As a single player game, it preforms admirable, but the "multiplayer" part is severly lacking.

User Rating: 6 | Big Brain Academy: Wii Degree WII
The DS game was fun for a while, and made you strive for perfection, and the wii game follows suit. The tasks are fun and challenging, and makes you return several times to up your score.

What really drags the game down is the "multiplayer" part. the wii is a family console and invites more than anything to competition and multiplay. BBA for wii has three multiplayer games, yes, but only one of them allows for more than one controller. The two others are based on "teamwork", where you hand the controller over at different intervals.

Mental marathon is okay, you play a mix of mini games until one answers wrong, but are you several player will you spend most of your time sitting and watching the others answer.

Mind sprint allows for two controllers, and will be fun if it's either played by two players (one on each control) or a bigger equal number. But the game fails heavily when you have odd numbers. You can play up to four persons against a "player book" (pre-recorded effort by one of the players), but while your team have to change person playing, the player book just keeps playing, so to have any chance winning, you have to fling the controller to the next person as fast as you can, and answer questions at atleast double the speed of the computer.

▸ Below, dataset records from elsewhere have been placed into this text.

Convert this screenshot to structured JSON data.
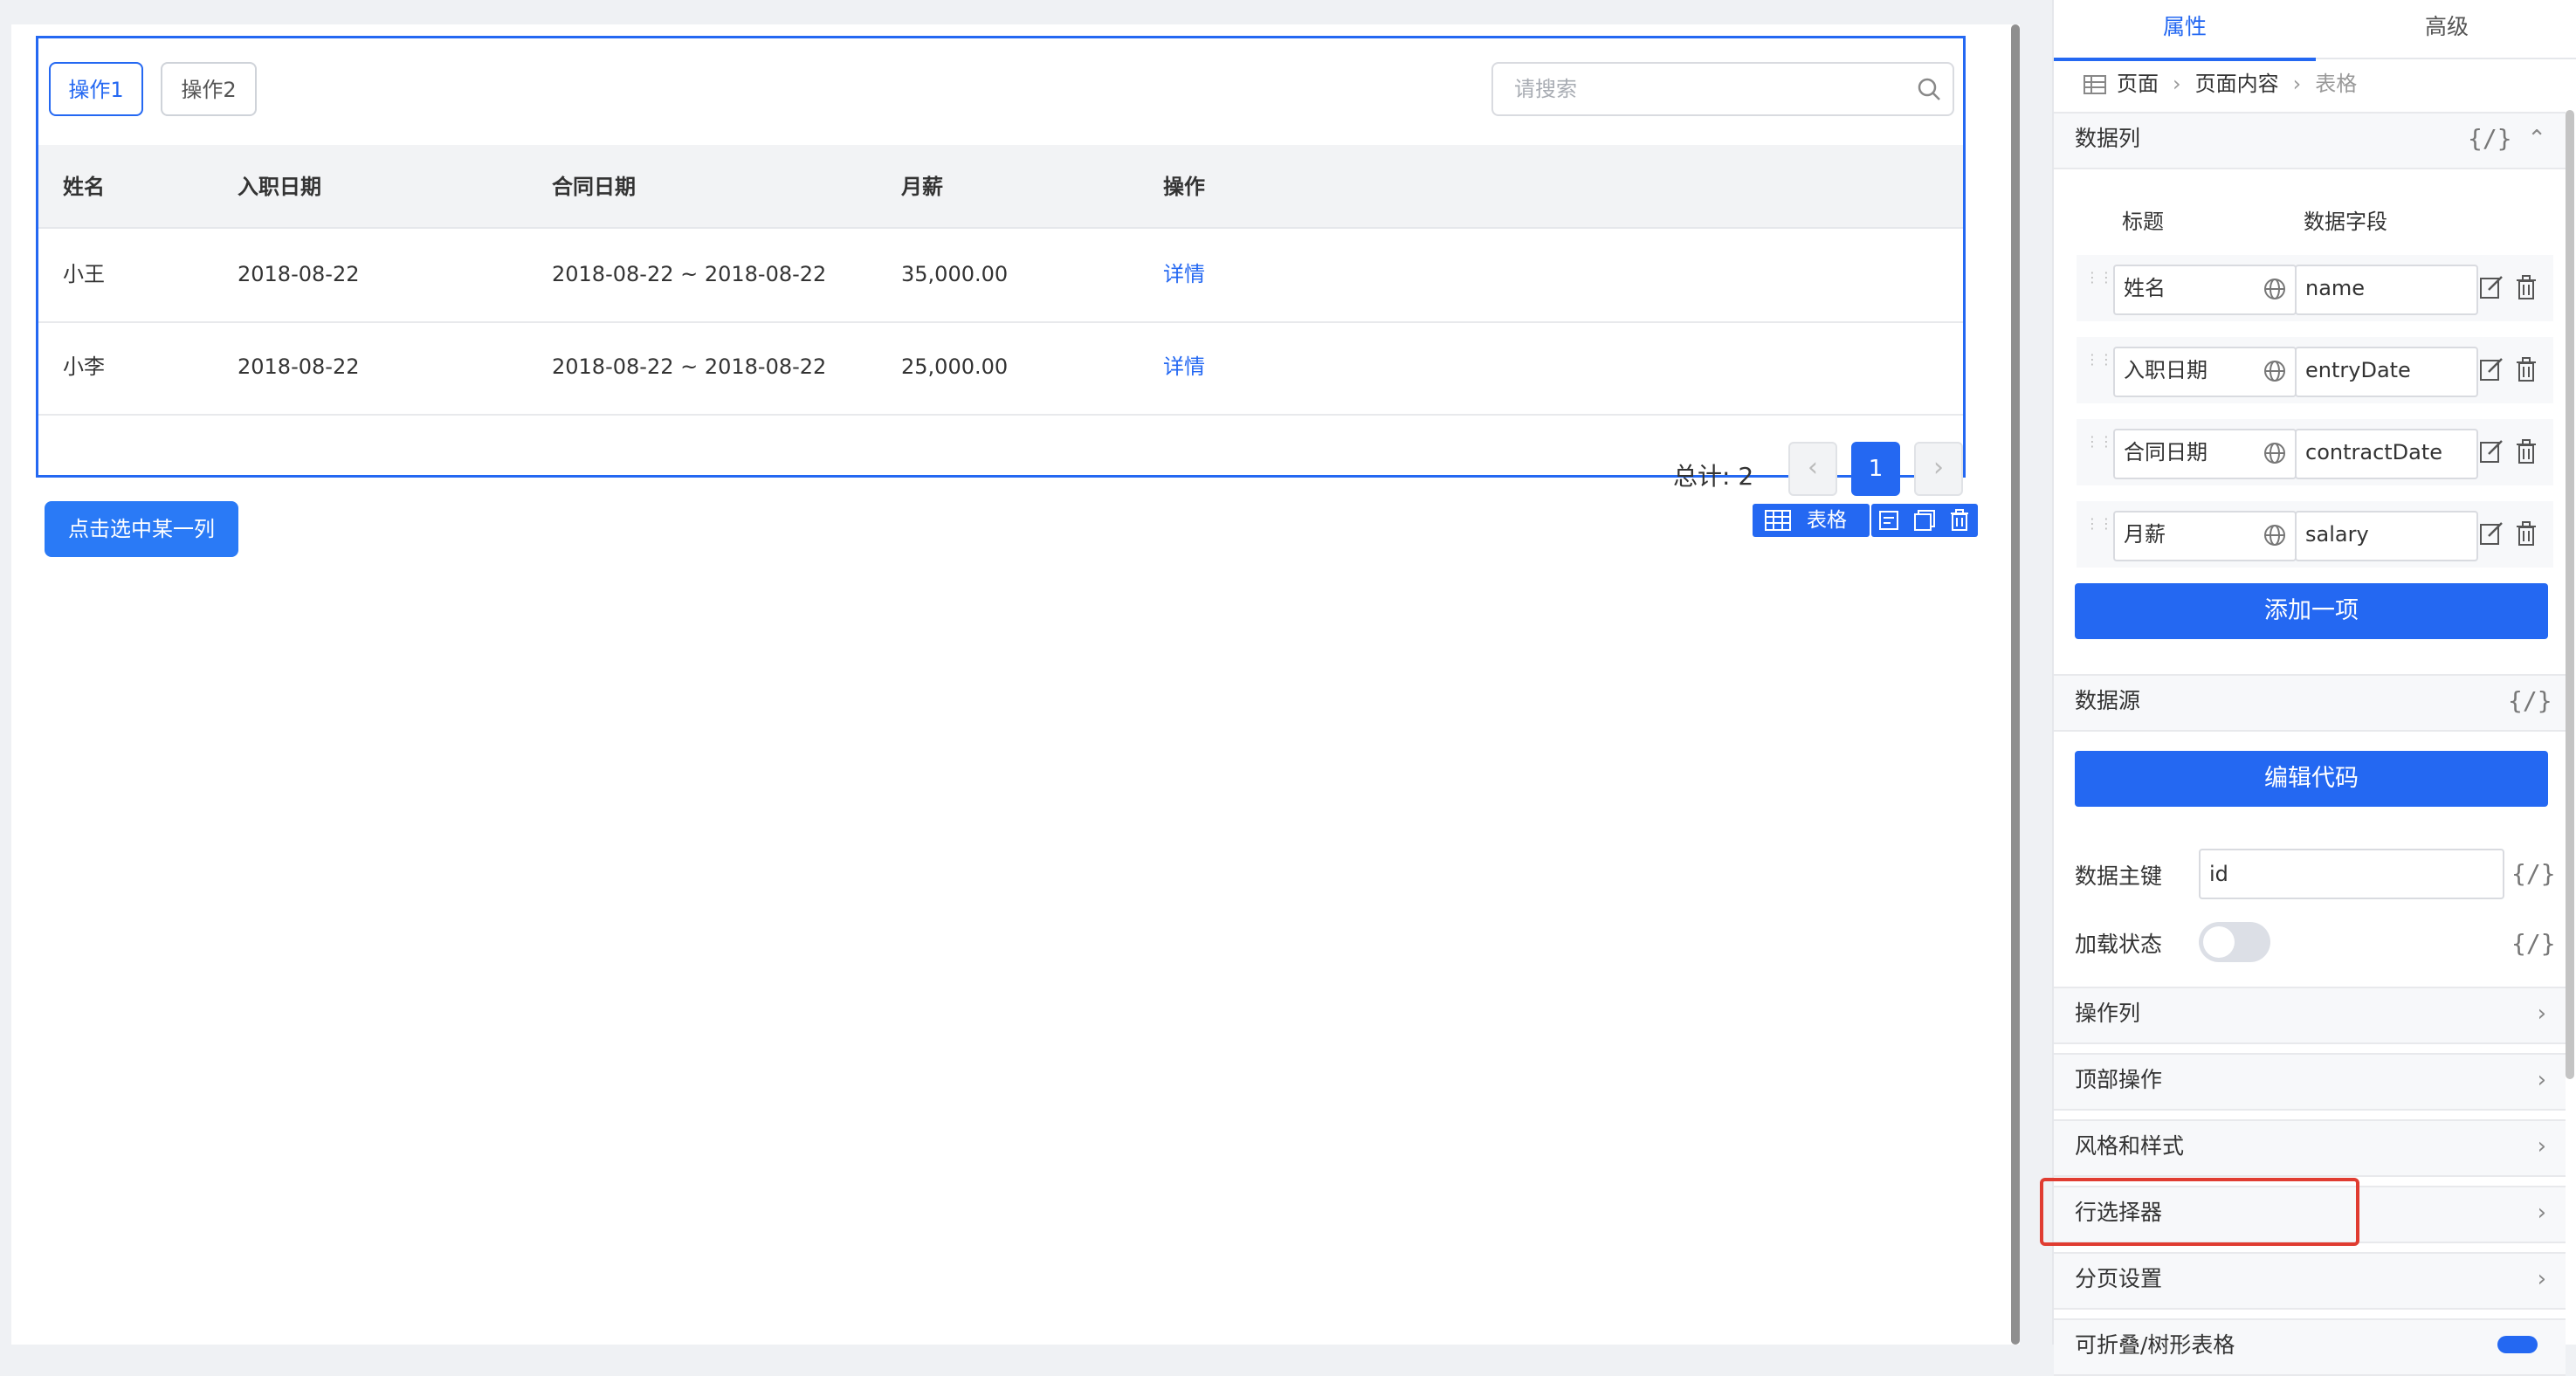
{
  "table": {
    "top_actions": [
      "操作1",
      "操作2"
    ],
    "search_placeholder": "请搜索",
    "columns": [
      "姓名",
      "入职日期",
      "合同日期",
      "月薪",
      "操作"
    ],
    "rows": [
      [
        "小王",
        "2018-08-22",
        "2018-08-22 ~ 2018-08-22",
        "35,000.00",
        "详情"
      ],
      [
        "小李",
        "2018-08-22",
        "2018-08-22 ~ 2018-08-22",
        "25,000.00",
        "详情"
      ]
    ],
    "total_label": "总计: 2",
    "pager": {
      "prev": "‹",
      "current": "1",
      "next": "›"
    }
  },
  "canvas": {
    "select_column_button": "点击选中某一列",
    "component_tag": "表格"
  },
  "panel": {
    "tabs": [
      "属性",
      "高级"
    ],
    "breadcrumb": [
      "页面",
      "页面内容",
      "表格"
    ],
    "sections": {
      "columns": {
        "title": "数据列",
        "fx": "{/}",
        "header_title": "标题",
        "header_field": "数据字段",
        "items": [
          {
            "title": "姓名",
            "field": "name"
          },
          {
            "title": "入职日期",
            "field": "entryDate"
          },
          {
            "title": "合同日期",
            "field": "contractDate"
          },
          {
            "title": "月薪",
            "field": "salary"
          }
        ],
        "add_button": "添加一项"
      },
      "datasource": {
        "title": "数据源",
        "fx": "{/}",
        "edit_code_button": "编辑代码",
        "primary_key_label": "数据主键",
        "primary_key_value": "id",
        "loading_label": "加载状态",
        "loading_on": false
      },
      "collapsed": [
        "操作列",
        "顶部操作",
        "风格和样式",
        "行选择器",
        "分页设置",
        "可折叠/树形表格"
      ]
    }
  },
  "colors": {
    "accent": "#2468f2",
    "highlight": "#e03c31"
  }
}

Brain quiz gives you a board of different challenges, where you chose which specific game, or category you'll play. The game randomly picks the hardness level you have to compete against, from easy to expert. And here the problem lies. You don't get more points doing a hard game than a easy game. Your score is based on how many correct you get, and the only thing thats different with each skill level is how much time you have to complete it. Therefore is easy over much to fast to fetch any real points in, and experts so hard that you'll probably only manage two or three anyway. Medium is the best difficulty to get, and who wins is defined by who gets the most medium, and how good you're in the 2x score game you get.

The game is fun as a one or two-player game, but fails to offer family fun. The randomness of several of the multiplayer games also makes the game experience more frustrating than funny.